As awareness around “hot milk style” entered the mainstream, a children’s clothing store was ordered to remove its listing of a child-sized mistress dress.

Image via Baidu

Despite near-universal criticism of the trend, some called the response an overreaction.

“I will dress my children as I see fit,” wrote one user. “This is my freedom, and no one else has the right to interfere.”

“Freedom to dress means that a person can follow their own free will, and choose the clothes they want to wear without being restricted or blocked by others,” wrote another.

However, most argued that minors were too young to knowingly consent to wearing these clothes, especially if their images were being captured and published online.

Official mouthpieces were also quick to admonish the trend.

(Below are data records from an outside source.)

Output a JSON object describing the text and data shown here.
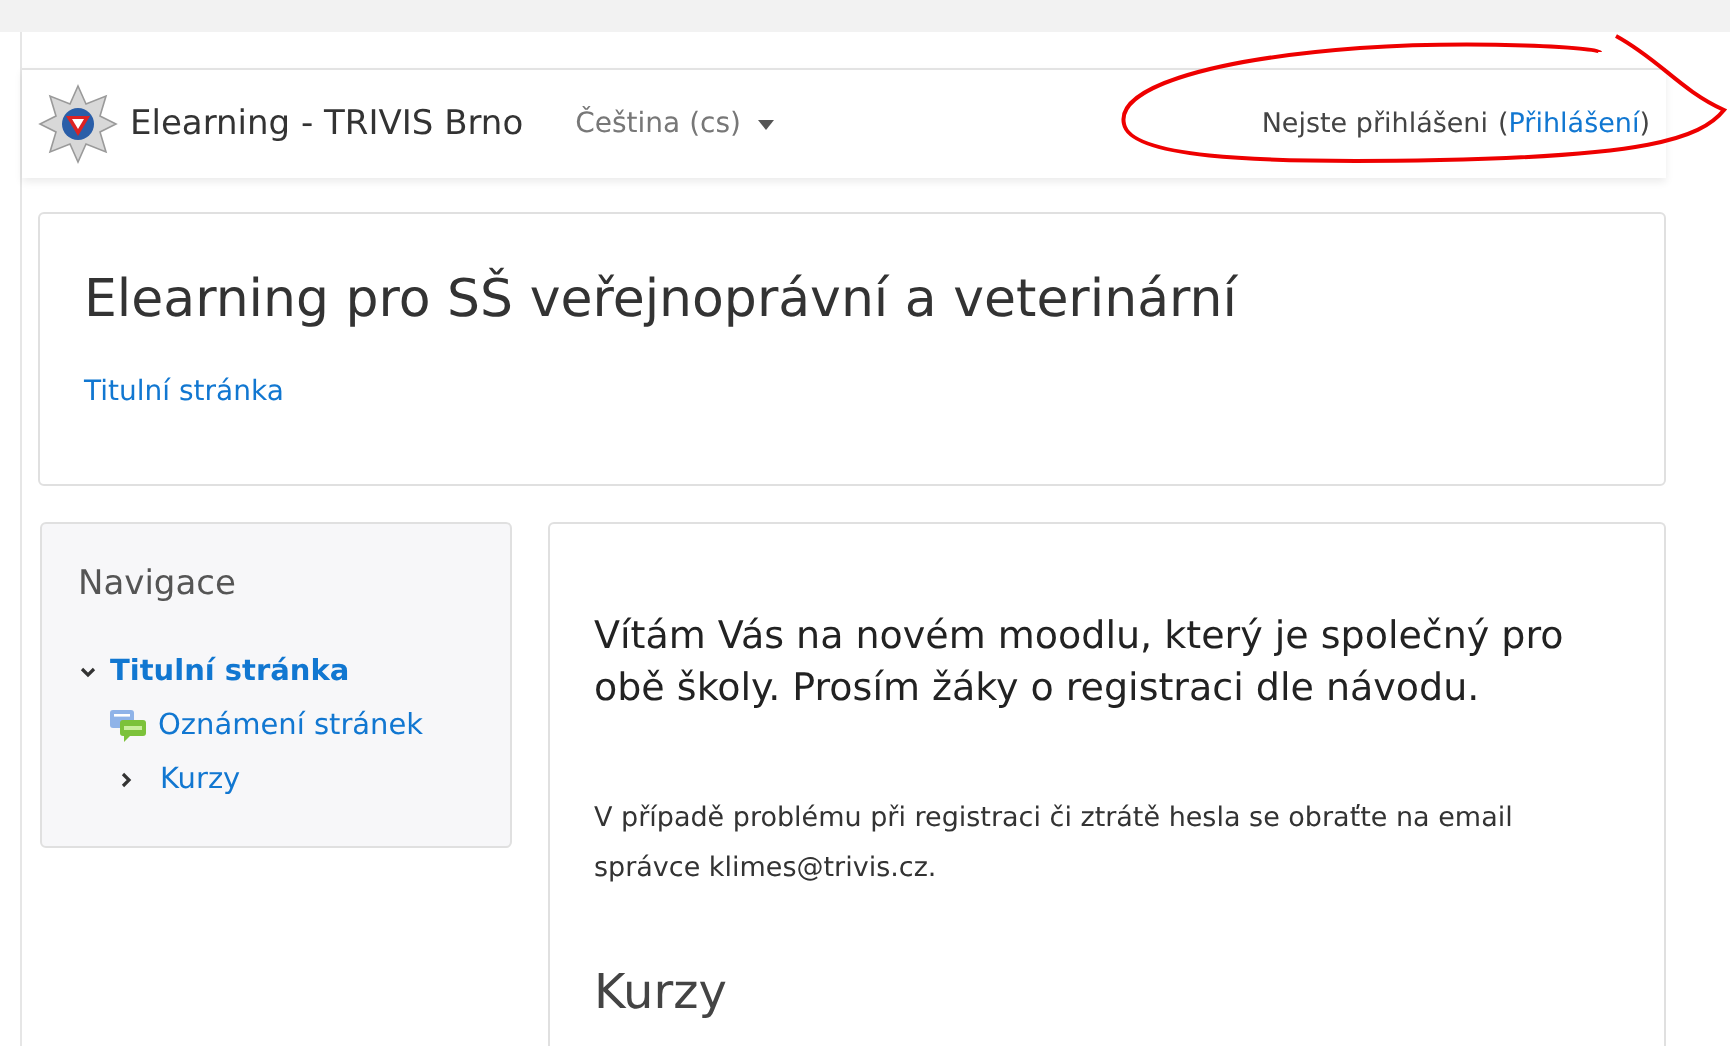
{
  "navbar": {
    "site_name": "Elearning - TRIVIS Brno",
    "language": "Čeština (cs)",
    "login_status": "Nejste přihlášeni",
    "open_paren": "(",
    "login_link": "Přihlášení",
    "close_paren": ")"
  },
  "header": {
    "title": "Elearning pro SŠ veřejnoprávní a veterinární",
    "breadcrumb": "Titulní stránka"
  },
  "navigation": {
    "title": "Navigace",
    "items": [
      {
        "label": "Titulní stránka",
        "kind": "branch",
        "expanded": true,
        "current": true,
        "children": [
          {
            "label": "Oznámení stránek",
            "kind": "forum",
            "current": false
          },
          {
            "label": "Kurzy",
            "kind": "branch",
            "expanded": false,
            "current": false
          }
        ]
      }
    ]
  },
  "main": {
    "welcome": "Vítám Vás na novém moodlu, který je společný pro obě školy. Prosím žáky o registraci dle návodu.",
    "contact": "V případě problému při registraci či ztrátě hesla se obraťte na email správce klimes@trivis.cz.",
    "courses_heading": "Kurzy"
  }
}
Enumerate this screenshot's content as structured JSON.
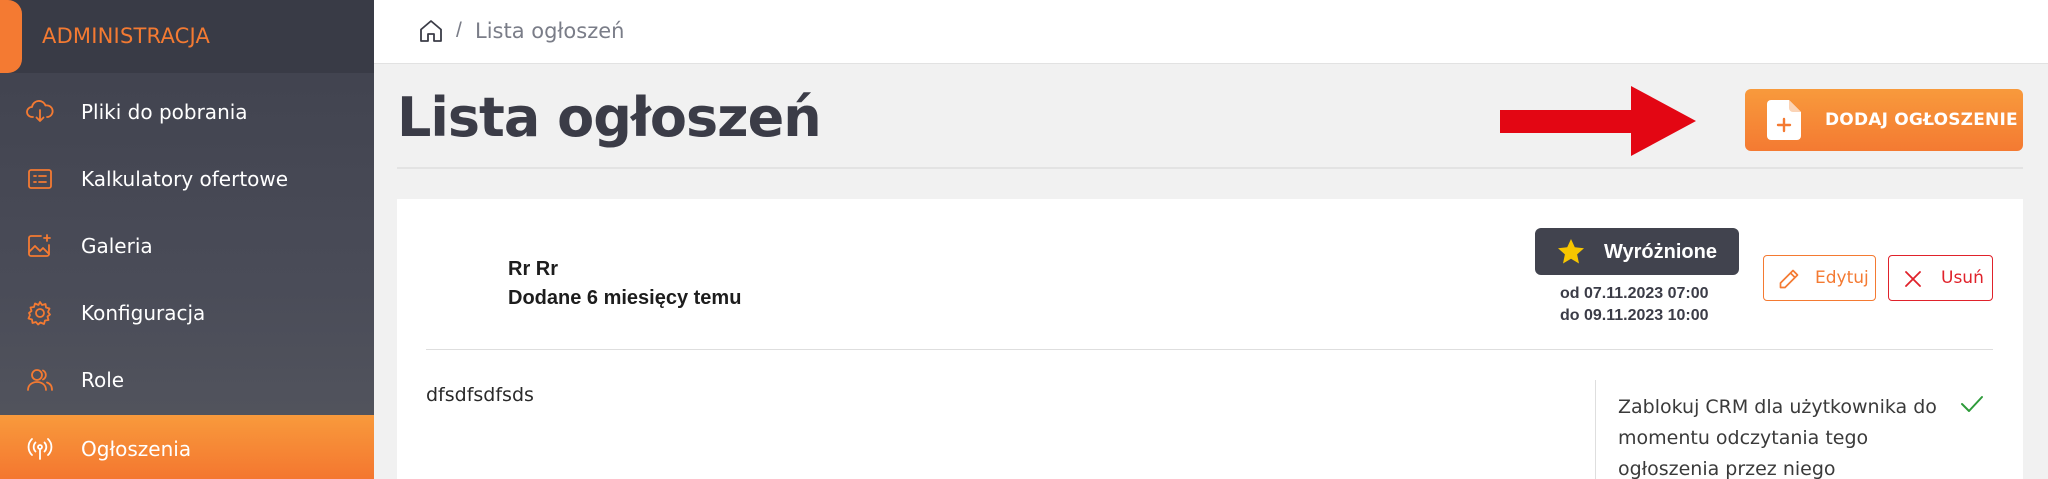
{
  "sidebar": {
    "title": "ADMINISTRACJA",
    "items": [
      {
        "label": "Pliki do pobrania",
        "icon": "cloud-download-icon"
      },
      {
        "label": "Kalkulatory ofertowe",
        "icon": "calculator-list-icon"
      },
      {
        "label": "Galeria",
        "icon": "gallery-image-icon"
      },
      {
        "label": "Konfiguracja",
        "icon": "gear-icon"
      },
      {
        "label": "Role",
        "icon": "users-icon"
      },
      {
        "label": "Ogłoszenia",
        "icon": "broadcast-icon",
        "active": true
      }
    ]
  },
  "breadcrumb": {
    "home_icon": "home-icon",
    "separator": "/",
    "current": "Lista ogłoszeń"
  },
  "page": {
    "title": "Lista ogłoszeń",
    "add_button_label": "DODAJ OGŁOSZENIE"
  },
  "announcement": {
    "author": "Rr Rr",
    "added": "Dodane 6 miesięcy temu",
    "featured_label": "Wyróżnione",
    "date_from": "od 07.11.2023 07:00",
    "date_to": "do 09.11.2023 10:00",
    "edit_label": "Edytuj",
    "delete_label": "Usuń",
    "body": "dfsdfsdfsds",
    "crm_lock_text": "Zablokuj CRM dla użytkownika do momentu odczytania tego ogłoszenia przez niego",
    "crm_lock_checked": true
  },
  "colors": {
    "accent": "#f47a32",
    "danger": "#e0222b",
    "sidebar_bg": "#41434e",
    "annotation_arrow": "#e30613",
    "check": "#2e9b3a",
    "star": "#f7c600"
  }
}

Image via ‘People’s Daily’ on Weibo

“More revealing dresses and a stronger sense of contrast means a greater possibility of attracting attention,” reads an op-ed in the state-run People’s Daily. “The question is, what do the children get out of it?”

“In recent years, the clothes of adults have become more and more childish, and the clothes of children have become more and more sexy,” said a mother identified as Ms. Zhao, speaking to the state-run China Youth Network. “Some people’s aesthetics have really become pathological.”

“Pathological” may describe the clothing choices, which netizens argue are more rooted in the parents’ need for attention. “Check out my daughter's long legs,” and “she looks so white in this dress,” read the surprisingly nonchalant comments of some parents.

Elsewhere in fashion, “dopamine dressing” has taken off in China, where fashionistas are particularly embracing a “childlike” aesthetic sensibility. Still elsewhere, women across the board are complaining that their clothing items are gradually becoming smaller and smaller.